Jurnalis dan Prinsip Perlindungan Profesi Dalam R KUHP
Kode etik profesi adalah seperangkat kaidah, baik tertulis maupun tidak tertulis, yang berlaku bagi anggota organisasi profesi yang bersangkuta. Kode etik profesi disusun sebagai sarana untuk melindungi masyarakat dan para anggota organisasi profesi dari penyalahgunaan keahlian profesi. Dengan berpedoman pada kode etik profesi inilah para profesional melaksanakan tugas profesinya untuk mencipatakan penghormatan terhadap martabat dan kehormatan manusia yang bertjuan menciptakan keadilan di masyarakat. Kode etik profesi tentunya membutuhkan organisasi profesi yang kuat dan berwibawa yang sekaligus mampu menegakkan etika profesi.

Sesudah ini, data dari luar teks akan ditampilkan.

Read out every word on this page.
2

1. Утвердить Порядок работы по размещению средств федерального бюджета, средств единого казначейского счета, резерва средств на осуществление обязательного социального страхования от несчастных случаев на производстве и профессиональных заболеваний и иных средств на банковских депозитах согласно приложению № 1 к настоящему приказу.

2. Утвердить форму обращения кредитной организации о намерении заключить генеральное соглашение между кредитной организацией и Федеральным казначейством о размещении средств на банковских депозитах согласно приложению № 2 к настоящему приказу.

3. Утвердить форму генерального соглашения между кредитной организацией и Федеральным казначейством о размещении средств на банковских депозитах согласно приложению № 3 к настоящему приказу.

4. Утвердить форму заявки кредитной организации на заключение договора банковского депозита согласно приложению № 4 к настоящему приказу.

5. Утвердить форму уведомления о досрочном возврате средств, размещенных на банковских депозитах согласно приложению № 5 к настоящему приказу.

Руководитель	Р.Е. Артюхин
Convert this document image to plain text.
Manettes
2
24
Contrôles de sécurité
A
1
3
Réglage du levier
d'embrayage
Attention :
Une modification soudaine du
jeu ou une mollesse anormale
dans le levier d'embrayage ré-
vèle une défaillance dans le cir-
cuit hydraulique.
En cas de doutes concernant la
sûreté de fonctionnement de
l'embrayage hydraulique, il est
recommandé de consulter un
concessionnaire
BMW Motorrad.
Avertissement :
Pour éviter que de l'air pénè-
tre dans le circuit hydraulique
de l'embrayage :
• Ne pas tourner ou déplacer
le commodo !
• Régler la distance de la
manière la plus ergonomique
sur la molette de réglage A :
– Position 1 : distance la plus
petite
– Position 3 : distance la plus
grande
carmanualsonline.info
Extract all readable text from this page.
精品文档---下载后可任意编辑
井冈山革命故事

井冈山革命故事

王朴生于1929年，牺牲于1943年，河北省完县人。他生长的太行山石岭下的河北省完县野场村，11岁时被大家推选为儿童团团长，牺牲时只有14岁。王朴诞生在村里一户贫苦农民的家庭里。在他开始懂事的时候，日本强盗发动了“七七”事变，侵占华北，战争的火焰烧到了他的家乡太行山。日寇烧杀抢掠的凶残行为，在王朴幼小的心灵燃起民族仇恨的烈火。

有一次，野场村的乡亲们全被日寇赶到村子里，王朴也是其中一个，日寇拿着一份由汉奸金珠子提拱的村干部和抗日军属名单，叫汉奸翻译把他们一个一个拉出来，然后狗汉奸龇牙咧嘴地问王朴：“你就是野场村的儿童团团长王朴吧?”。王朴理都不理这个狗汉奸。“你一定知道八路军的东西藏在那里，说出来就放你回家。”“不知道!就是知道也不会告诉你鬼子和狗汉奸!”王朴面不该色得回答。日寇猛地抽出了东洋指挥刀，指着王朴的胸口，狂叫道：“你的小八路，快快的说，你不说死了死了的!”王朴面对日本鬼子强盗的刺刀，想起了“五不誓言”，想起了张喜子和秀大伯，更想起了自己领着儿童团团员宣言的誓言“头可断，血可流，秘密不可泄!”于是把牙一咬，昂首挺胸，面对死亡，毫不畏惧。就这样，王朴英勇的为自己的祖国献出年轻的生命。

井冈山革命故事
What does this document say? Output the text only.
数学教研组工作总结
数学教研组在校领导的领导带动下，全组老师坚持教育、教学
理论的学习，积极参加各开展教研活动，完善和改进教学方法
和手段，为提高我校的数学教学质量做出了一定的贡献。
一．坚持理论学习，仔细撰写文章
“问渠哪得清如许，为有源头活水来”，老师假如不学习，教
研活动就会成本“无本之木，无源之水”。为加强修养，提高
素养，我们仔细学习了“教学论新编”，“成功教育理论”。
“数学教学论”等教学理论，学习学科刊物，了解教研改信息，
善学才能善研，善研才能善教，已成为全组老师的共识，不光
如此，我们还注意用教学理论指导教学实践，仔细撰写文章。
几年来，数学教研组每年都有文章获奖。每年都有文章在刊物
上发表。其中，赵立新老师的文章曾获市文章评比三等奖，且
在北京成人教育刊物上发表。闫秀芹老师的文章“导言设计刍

Penegakkan kode etik profesi sendiri dimaksudkan sebagai alat kontrol dan pengawasan terhadap pelaksanaan nilai-nilai yang tertuang dalam kode etik yang merupakan kesepakatan para pelaku profesi itu sendiri dan sekaligus juga menerapkan sanksi terhadap terhadap setiap perilaku yang bertentangan dengan nilai-nilai tersebut.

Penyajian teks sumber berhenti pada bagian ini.